Chapter 02 : Dispatch

478 187 814
                                    

Vienna, 1683

Sam tersenyum dan lambaikan tangannya pada ibu, juga kakaknya sebelum akhirnya ia benar-benar pergi dan masuk kedalam Bastion, tempat yang cukup indah dan nyaman dengan bangunan kuat seperti kastil kecil. Tempat dimana ia bekerja, terus melatih diri untuk menjadi prajurit yang tangguh dan siap kapanpun untuk berperang. Tentu saja, selama itu juga ia akan tinggal disana. Mungkin sepekan sekali atau jika ada waktu senggang cukup lama, Sam juga beberapa lainnya bisa pulang sebentar, lepas rindu dengan keluarganya.

Tanpa Sam dan Vanessa tahu, sang ibu selalu tak kuat menahan tangisnya melihat putranya itu masuk ke dalam sana. Khawatir, dan takut. Dibalik senyum yang tampak bahagia sekali dari Sophia, ada setetes air mata yang langsung diusap kasar, yang mati-matian ia sembunyikan dari kedua anaknya. Tapi mau bagaimana lagi? Sophia tak bisa mencegah putranya itu. Bahkan setelah lihat sang putra lambaikan tangan sembari tersenyum sang ibu sangat sadar, bahwa masuk kedalam sana adalah suatu kebahagiaan sang putra meski nyatanya hal itu membuat dirinya sendiri tak bahagia sama sekali.

"Pergilah masuk...!!" Vanessa berteriak sembari buat gestur menyuruh Sam untuk berbalik dan segera pergi dengan tangannya. Tampak Sam yang merespon dengan tertawa juga acungkan jempol, lantas berbalik setelahnya.

Hingga punggung Sam menghilang di tikungan jalan, barulah Vanessa peluk erat ibunya.
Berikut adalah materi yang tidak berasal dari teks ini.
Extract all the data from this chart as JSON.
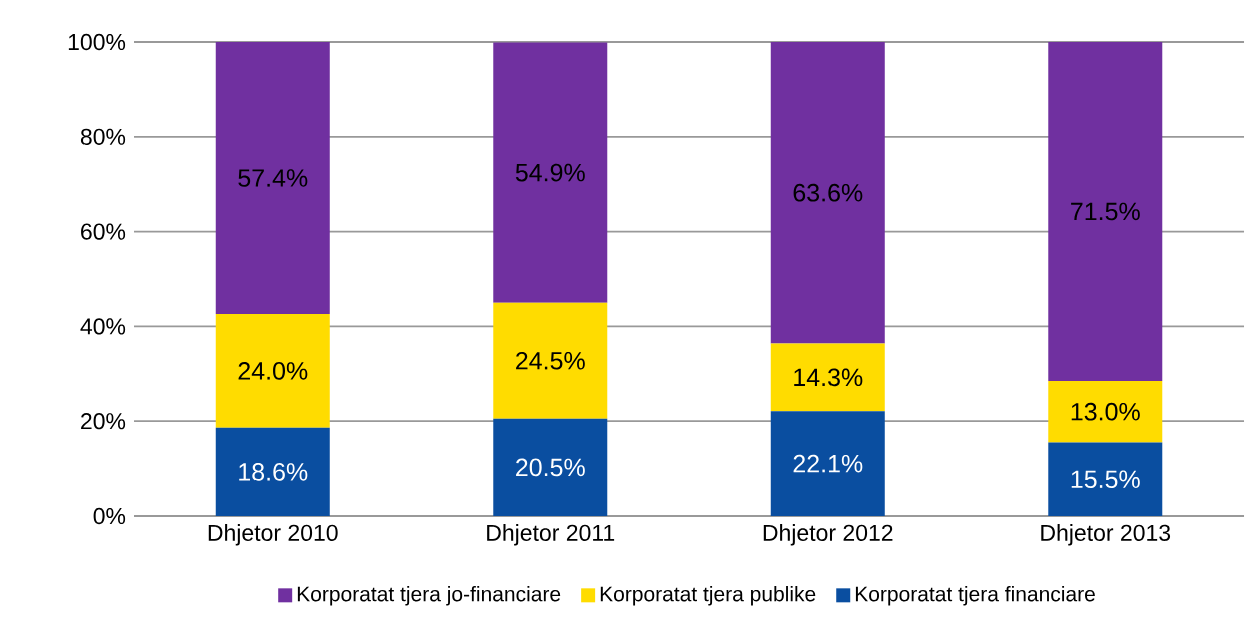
{
  "chart_data": {
    "type": "bar",
    "stacked": true,
    "categories": [
      "Dhjetor 2010",
      "Dhjetor 2011",
      "Dhjetor 2012",
      "Dhjetor 2013"
    ],
    "series": [
      {
        "name": "Korporatat tjera financiare",
        "color": "#0a4ea0",
        "values": [
          18.6,
          20.5,
          22.1,
          15.5
        ],
        "value_labels": [
          "18.6%",
          "20.5%",
          "22.1%",
          "15.5%"
        ]
      },
      {
        "name": "Korporatat tjera publike",
        "color": "#ffdc00",
        "values": [
          24.0,
          24.5,
          14.3,
          13.0
        ],
        "value_labels": [
          "24.0%",
          "24.5%",
          "14.3%",
          "13.0%"
        ]
      },
      {
        "name": "Korporatat tjera jo-financiare",
        "color": "#7030a0",
        "values": [
          57.4,
          54.9,
          63.6,
          71.5
        ],
        "value_labels": [
          "57.4%",
          "54.9%",
          "63.6%",
          "71.5%"
        ]
      }
    ],
    "ylim": [
      0,
      100
    ],
    "yticks": [
      {
        "value": 0,
        "label": "0%"
      },
      {
        "value": 20,
        "label": "20%"
      },
      {
        "value": 40,
        "label": "40%"
      },
      {
        "value": 60,
        "label": "60%"
      },
      {
        "value": 80,
        "label": "80%"
      },
      {
        "value": 100,
        "label": "100%"
      }
    ],
    "grid": "y",
    "legend": "bottom"
  }
}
Ia tahu, sangat tahu malah ibunya sembunyikan perasaan khawatir, takut, bahkan tak senang. Usapan lembut dan ucapan penenang ia coba lakukan, berharap sang ibu sedikit merasa lebih tenang. "Bu..., kau harus percaya pada Sam. Dia anak lelaki ibu satu-satunya yang sangat hebat dan kuat. Aku percaya padanya, jadi ibu harus percaya juga!" Melihat sang ibu tertawa kecil dan anggukan kepala, Vanessa merasa senang. Ia genggam tangan ibunya, lantas berjalan pulang.


"Sam, kau kembali? bagaimana liburanmu?" Ah, baru saja Sam masuk ke dalam, sahabatnya menyapanya. Sam hanya balas tertawa, ia tampak senang dan menikmati masa liburnya.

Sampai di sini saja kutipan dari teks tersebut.